Derbyshire to boost real asset exposure after below benchmark returns
The £3.5bn (€4.2bn) Derbyshire Pension Fund is set to approve recommendations to boost its real asset exposure after returns in 2014 hit 6.9%, below benchmark targets and peer averages.
The local government pension scheme (LGPS) provides pensions for public sector workers in central England.
Its independent investment consultant, Peter Williams, suggested the pension fund increase its allocation to property to 10%, 3 percentage points higher than the fund’s benchmark allocation and double its current holdings.
Derbyshire, which manages some of its investments in-house, saw its internal investment team also suggest an increase in allocation but only to the benchmark 7%.

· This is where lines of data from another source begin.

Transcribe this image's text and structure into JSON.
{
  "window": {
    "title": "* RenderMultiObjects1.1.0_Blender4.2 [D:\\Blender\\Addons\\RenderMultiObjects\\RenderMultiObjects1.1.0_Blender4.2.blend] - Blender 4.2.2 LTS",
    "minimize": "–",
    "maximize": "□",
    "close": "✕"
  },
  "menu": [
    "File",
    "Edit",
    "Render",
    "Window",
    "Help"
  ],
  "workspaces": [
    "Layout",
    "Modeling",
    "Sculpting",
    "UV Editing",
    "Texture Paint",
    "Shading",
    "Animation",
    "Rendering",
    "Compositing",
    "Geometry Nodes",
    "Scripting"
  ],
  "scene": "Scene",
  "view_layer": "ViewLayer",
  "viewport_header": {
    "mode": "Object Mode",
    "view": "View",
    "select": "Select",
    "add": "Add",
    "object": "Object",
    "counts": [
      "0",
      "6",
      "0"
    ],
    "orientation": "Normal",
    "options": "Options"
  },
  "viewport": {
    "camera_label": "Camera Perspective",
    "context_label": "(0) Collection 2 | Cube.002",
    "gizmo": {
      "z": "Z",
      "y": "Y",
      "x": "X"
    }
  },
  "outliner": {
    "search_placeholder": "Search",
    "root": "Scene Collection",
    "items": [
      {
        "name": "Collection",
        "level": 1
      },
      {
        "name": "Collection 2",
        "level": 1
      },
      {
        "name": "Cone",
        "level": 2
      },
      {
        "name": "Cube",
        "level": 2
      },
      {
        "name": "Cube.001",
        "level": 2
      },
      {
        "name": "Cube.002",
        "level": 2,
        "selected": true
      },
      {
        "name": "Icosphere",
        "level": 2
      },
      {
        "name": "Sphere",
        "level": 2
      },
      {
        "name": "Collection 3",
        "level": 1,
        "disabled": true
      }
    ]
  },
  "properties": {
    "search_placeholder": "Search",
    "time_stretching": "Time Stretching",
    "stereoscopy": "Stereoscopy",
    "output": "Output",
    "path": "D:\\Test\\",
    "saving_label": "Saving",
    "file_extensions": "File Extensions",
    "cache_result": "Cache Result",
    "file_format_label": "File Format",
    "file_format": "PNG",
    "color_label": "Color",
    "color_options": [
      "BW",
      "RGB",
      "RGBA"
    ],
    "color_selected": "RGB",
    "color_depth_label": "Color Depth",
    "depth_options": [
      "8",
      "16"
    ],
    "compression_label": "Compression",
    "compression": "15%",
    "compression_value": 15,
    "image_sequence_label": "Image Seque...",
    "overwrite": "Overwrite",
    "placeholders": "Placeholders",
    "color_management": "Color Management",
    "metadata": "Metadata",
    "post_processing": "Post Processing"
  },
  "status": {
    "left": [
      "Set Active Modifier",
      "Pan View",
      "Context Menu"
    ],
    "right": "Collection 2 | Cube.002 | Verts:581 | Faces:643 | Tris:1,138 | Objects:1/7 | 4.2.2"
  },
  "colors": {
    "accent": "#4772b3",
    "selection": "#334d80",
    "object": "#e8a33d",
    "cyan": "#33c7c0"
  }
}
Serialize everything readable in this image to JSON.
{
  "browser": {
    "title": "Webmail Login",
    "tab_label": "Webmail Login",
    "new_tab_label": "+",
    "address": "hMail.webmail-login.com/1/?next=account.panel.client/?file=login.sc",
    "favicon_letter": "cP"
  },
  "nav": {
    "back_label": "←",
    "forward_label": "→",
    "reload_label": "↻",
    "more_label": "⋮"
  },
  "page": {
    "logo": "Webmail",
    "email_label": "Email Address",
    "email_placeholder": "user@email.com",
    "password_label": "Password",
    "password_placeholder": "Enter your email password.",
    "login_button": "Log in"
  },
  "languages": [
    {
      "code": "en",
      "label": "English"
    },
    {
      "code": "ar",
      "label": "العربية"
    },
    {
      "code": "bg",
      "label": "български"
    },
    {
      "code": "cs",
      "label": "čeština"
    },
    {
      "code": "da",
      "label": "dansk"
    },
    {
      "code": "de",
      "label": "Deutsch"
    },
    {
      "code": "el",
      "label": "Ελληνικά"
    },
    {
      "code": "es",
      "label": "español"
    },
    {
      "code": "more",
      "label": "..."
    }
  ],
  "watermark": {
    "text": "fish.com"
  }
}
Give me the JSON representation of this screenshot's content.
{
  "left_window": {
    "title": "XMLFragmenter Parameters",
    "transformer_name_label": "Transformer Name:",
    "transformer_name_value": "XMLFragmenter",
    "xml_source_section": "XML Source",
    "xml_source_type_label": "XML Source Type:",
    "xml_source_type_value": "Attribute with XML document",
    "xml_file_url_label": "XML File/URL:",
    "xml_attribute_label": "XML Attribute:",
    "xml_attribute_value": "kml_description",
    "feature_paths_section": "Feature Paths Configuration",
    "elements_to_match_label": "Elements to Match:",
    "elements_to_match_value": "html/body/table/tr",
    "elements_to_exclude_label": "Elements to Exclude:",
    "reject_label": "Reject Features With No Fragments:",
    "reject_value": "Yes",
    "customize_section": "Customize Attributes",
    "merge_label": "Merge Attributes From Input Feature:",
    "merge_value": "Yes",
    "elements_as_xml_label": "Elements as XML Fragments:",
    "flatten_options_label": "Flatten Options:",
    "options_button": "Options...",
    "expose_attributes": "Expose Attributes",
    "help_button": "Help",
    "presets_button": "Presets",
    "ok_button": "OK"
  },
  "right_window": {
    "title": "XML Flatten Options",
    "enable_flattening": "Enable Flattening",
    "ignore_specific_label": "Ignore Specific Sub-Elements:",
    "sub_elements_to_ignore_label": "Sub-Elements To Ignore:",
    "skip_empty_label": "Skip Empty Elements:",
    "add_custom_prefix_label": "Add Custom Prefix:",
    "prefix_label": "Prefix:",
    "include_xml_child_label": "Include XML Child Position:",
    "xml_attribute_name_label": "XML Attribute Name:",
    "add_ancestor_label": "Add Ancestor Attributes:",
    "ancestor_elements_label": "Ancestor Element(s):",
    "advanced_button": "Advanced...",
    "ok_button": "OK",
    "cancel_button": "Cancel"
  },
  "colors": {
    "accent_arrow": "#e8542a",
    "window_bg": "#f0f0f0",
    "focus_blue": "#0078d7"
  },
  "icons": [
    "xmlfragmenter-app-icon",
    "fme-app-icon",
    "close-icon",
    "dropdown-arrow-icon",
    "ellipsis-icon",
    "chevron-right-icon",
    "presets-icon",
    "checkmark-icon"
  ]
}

It agreed at a meeting in March that it would begin a procurement exercise for an external discretionary manager for direct property investment, hoping to have one in place by July.
Williams’ recommendations, which have been approved by the fund’s board, said the UK property market had appreciated very strongly over the year to March 2015, meaning he believed the fund should hold 6% in direct holdings and 4% in indirect.
The pension fund is also considering two proposals that could see an additional £15-£20m invested in indirect property, it said.
Both the independent consultant and in-house investment teams also urged the scheme’s board to increase its infrastructure allocation to the benchmark 1.5% level from the current 0.8%.
However, the consultant said private equity holdings of 0.7% should be fully divested, disagreeing with the in-house team, and recommended moving completely away from the 1.5% benchmark allocation.
Williams said: “Performance in [alternatives] needs to be evaluated over the long term and we note that the three year and five year figures are very good.
“This suggests that the in-house team are good at selecting investments, but are not finding it easy to identify good opportunities for increasing the exposure to these categories.”
Williams also said the fund should reduce its 5.8% cash holdings to 2.5% and closer to its 2% benchmark target, however, the pension scheme admitted this would be difficult given current market valuations do not support significant net investment.
The fund also approved recommendations to reduce overall equity allocation from 67.7% to 63.5% driven mainly by reductions in North American, European and UK equities, although with a slight increase to emerging markets.
Over 2014, the pension fund found its 6.9% mainly from its North American equity allocation with strong results also in index-linked bonds and its alternatives holdings.
The performance still fell short on the benchmark 7.6% return and the 8.1% average return among LGPS funds according to the WM Company.